Fly Life Magazine

Freshwater fly patterns without borders

Part One, Freshwater Flies

By Skip Clement

For the best fly selection, ask your guide. The second best idea, fish your home waters for three years, then you’ll know what flies to use and when. The third option, your local fly shop owner. Lastly, but not least, a qualified outdoor destination travel agency like Frontiers or Yellow Dog.

But, if your stuck being your own guide and do not want to be accused of hiring a fool, here are some easy things to learn that might make what seems complicated, understandable.

Image credit as noted.

The common thread of bugs

If you ask a guide from Arkansas, What are the best “bug” trout flies?, he or she will produce a list of favorites that will match what a guide in New Zealand would list – the same as a guide from Patagonia, Canada, or North Carolina – anywhere.

Will bugs, in their respective entomological classifications, stages, and parallel universes, all be the same size, color and have the same markings and appendages? No. Will they all be listed in the same order of popularity with trouts throughout their realms? No.

However, riverine bugs are found everywhere that trouts live. And they all go through life stages of morphing from nymph/larvae to winged with differing mid-stages, get to adult in another act of metamorphism, or they are terrestrials. Bugs are the ever-present source of food for trouts.

Universally, the flies we tie are found in just eight categories or forms: Midge patterns, Mayfly patterns, Caddis patterns, Stonefly patterns, Terrestrial patterns, Scuds & Sowbugs, Annelids (Worms), Damselflies, and Dragonflies.

The legions of other flies

There are, of course, other freshwater flies that hold their own whether it’s a home game or an away game. It’s those flies we focus on, not the shrews found in Alaska that trouts find irresistible, but are not found in New Zealand.

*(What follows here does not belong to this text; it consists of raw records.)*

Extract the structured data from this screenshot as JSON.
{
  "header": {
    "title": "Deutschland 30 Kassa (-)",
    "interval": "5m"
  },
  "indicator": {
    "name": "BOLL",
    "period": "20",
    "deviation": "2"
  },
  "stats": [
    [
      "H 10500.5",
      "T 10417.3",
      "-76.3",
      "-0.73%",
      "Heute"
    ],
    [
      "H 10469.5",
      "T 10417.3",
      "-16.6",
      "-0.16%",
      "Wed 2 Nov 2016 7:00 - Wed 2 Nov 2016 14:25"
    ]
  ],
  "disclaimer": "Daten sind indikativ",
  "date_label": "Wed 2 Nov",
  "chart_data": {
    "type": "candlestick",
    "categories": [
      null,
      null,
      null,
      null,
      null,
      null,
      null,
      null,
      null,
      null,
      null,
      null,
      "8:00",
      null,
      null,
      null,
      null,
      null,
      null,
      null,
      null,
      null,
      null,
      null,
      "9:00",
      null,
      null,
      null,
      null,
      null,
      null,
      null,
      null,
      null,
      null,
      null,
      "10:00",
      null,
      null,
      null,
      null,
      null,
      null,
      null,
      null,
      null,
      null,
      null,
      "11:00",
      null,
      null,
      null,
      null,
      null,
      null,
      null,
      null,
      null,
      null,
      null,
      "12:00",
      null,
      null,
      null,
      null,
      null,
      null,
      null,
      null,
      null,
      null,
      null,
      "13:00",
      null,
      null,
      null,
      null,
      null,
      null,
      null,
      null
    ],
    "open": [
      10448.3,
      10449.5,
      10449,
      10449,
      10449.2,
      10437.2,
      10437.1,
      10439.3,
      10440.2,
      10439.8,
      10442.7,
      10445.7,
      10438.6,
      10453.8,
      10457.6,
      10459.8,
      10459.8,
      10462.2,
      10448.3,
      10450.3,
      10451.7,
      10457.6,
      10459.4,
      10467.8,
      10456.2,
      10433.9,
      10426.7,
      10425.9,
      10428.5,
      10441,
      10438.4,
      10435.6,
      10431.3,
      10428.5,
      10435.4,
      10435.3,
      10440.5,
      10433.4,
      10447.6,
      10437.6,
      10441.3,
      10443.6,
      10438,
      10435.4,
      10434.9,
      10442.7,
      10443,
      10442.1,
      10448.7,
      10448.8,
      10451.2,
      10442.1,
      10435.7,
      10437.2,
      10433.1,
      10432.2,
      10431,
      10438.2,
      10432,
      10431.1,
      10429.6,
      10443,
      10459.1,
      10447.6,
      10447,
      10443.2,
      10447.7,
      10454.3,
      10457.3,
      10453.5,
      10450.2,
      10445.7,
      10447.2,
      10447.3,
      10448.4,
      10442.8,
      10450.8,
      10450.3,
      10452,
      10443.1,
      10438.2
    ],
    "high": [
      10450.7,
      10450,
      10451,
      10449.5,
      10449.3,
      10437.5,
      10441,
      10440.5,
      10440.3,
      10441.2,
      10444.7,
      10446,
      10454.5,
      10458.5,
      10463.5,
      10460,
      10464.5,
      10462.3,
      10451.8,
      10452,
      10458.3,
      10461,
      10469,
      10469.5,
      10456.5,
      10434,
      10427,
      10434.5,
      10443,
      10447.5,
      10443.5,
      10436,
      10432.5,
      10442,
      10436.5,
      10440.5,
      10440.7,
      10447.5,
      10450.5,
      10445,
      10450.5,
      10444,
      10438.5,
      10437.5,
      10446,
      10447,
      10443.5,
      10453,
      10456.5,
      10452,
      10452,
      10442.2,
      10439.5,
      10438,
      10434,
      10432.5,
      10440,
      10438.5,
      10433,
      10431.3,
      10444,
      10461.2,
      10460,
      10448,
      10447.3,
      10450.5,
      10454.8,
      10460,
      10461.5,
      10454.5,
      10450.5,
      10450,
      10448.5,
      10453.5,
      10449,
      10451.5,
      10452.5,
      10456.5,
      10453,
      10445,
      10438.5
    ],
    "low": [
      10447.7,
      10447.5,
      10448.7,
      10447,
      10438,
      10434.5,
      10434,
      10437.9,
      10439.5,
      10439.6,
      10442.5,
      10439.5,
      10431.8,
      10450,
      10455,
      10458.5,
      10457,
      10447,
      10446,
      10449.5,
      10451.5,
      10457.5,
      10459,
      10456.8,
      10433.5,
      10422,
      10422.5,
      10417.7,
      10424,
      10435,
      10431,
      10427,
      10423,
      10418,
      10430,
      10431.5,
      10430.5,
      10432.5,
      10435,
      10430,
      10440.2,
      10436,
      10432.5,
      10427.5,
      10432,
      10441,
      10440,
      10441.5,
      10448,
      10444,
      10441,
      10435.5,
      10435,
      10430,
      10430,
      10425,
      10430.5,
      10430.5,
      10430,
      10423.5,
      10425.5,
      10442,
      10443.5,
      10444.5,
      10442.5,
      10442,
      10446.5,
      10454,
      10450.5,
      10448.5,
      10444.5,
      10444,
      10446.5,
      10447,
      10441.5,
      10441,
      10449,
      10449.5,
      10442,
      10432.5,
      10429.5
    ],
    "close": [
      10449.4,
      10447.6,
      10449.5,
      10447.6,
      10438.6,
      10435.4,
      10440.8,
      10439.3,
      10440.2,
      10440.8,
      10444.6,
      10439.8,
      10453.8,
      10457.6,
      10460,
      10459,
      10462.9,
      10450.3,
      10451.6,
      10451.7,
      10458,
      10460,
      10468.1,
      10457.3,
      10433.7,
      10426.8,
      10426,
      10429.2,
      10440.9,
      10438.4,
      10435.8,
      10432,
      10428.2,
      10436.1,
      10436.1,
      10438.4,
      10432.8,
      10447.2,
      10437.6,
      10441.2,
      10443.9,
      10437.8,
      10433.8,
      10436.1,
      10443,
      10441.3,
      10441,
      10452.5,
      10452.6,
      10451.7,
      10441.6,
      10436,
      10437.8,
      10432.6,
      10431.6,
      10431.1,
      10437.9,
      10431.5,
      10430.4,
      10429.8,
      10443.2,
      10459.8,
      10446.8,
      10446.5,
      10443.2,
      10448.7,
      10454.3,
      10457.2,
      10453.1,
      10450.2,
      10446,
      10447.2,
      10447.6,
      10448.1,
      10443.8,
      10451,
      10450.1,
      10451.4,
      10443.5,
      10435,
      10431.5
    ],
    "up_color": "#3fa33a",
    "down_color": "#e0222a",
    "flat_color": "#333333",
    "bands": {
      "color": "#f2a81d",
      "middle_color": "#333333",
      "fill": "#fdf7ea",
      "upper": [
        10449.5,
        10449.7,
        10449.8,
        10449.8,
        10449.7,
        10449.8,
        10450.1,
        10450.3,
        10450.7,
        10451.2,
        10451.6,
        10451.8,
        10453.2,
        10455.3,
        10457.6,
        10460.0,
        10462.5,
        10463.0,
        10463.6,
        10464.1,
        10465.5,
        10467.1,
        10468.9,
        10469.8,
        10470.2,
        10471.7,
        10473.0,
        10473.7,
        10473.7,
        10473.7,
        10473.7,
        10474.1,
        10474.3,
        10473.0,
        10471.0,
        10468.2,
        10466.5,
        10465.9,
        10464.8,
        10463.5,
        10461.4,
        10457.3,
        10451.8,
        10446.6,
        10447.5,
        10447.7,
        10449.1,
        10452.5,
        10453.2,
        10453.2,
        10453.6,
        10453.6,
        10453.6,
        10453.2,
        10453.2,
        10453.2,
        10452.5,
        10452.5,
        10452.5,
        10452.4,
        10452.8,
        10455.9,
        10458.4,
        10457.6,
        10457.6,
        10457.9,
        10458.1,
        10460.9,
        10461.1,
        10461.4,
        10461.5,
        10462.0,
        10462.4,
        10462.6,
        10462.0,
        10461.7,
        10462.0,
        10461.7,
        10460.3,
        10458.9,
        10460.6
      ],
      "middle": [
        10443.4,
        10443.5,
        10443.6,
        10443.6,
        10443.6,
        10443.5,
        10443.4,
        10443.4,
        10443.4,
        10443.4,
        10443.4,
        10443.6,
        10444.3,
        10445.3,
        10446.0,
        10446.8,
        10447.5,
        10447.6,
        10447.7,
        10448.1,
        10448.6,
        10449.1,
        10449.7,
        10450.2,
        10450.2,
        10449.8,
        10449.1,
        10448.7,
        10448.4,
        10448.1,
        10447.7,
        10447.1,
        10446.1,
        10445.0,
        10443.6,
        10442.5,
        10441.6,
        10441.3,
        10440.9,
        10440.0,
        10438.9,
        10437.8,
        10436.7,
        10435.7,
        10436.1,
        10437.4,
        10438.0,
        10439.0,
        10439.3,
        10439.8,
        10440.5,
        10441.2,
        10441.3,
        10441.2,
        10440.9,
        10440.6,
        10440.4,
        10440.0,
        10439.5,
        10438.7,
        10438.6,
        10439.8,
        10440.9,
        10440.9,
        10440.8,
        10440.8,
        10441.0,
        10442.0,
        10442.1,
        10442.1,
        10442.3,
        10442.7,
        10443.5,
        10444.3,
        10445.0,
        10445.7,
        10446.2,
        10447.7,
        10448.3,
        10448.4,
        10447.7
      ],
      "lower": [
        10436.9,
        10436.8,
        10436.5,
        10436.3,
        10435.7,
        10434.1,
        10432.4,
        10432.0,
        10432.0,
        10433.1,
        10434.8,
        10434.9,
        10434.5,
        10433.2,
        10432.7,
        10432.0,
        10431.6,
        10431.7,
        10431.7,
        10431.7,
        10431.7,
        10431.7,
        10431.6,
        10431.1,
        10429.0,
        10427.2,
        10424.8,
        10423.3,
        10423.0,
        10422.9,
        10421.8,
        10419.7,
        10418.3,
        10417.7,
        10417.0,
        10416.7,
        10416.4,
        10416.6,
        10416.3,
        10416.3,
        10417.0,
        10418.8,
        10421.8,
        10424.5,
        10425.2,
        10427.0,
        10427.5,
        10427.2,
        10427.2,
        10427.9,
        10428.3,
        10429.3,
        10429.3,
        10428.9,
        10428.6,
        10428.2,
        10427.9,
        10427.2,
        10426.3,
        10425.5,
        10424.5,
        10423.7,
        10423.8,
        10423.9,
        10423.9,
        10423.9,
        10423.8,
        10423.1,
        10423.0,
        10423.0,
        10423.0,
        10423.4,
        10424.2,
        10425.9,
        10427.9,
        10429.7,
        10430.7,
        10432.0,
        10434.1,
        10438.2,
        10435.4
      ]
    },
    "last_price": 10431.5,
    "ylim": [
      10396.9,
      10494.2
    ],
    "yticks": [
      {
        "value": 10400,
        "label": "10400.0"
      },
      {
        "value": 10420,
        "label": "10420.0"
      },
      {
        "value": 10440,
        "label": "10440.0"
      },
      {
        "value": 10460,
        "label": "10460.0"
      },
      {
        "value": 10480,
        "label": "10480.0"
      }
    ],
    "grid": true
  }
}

A list of go-to flies for swaths of coordinates throughout the world, for every game fish in them, would be so parochial that mere thousands would not suffice.

Here’s a current travel list of freshwater flies from an angler with over 50 years of destination experience. The list has no connection to preference nor are they the “only” flies without borders

Yellow Dog Fly Fishing Adventures’ professional fly angler/guide and host, Camille Egdorf is also a specialist with extensive experience in Alaska, Kamchatka (Russia), and Christmas Island among other destinations. A Yellow Dog Fly Fishing Adventures photo.


Clouser Deep Minnow    

Black Woolly Bugger    

Zonker (white)

Lefty’s Deceiver


Black Wooly Buggers, there are variations on a theme and endless color combos.



Royal Wulff


Blue-Winged Olive

Griffith’s Gnat

San Juan Worm



Hare’s Ear

Pheasant tail


Freshwater crustacean patterns like crayfish are found everywhere except Africa.

Trout with crayfish fly caught dead drifting…the best way to fish the bottom. Image by Gotta Stay Fly.

About nymphs

Nymphs seem to catch more trouts, but they’re seldom big trout. If it’s a big trout, it is more likely a small rainbow trout took the nymph and a double-digit brown took the rainbow.

Nymphs are also the go-to fly on a two fly system – being the down fly to be “bumped” along the riverbed. Nymphs are the heart and soul of Czech nymphing (also Spanish, French and other variations of nymphing).

Nymphs seem to get used up, lost faster than any other fly type. Best bet, carry at least five or more of each in different sizes, or known productive sizes on known waters. If the latter is the case, it’s a good idea to double up on quantity.

Fly pattern size, and colors always factors

The variations on all fly patterns – named and classic patterns, have mutated hundreds of times. Sometimes, they even get called a different name, but the see-through is usually pretty obvious.

About the list

If you’re going to Alaska, the list of go-to flies gets additions, just like it would going to the Pantanal (Brazil, Bolivia, and Paraguay), Greenland, or Kamchatka in Russia.

But, in the Pantanal, for example, you’ll catch a peacock bass on a white Zonker, Lefty’s Deceiver or other listed attractor/streamer patterns, but attention needs to be paid to size. A 20-pound bedding peacock will more readily pounce on a 2/0 than a #10.

Other destinations will warrant attention to those same kinds of details, as well as, a unique fly pattern or patterns that might only invite bites in stand-alone venues.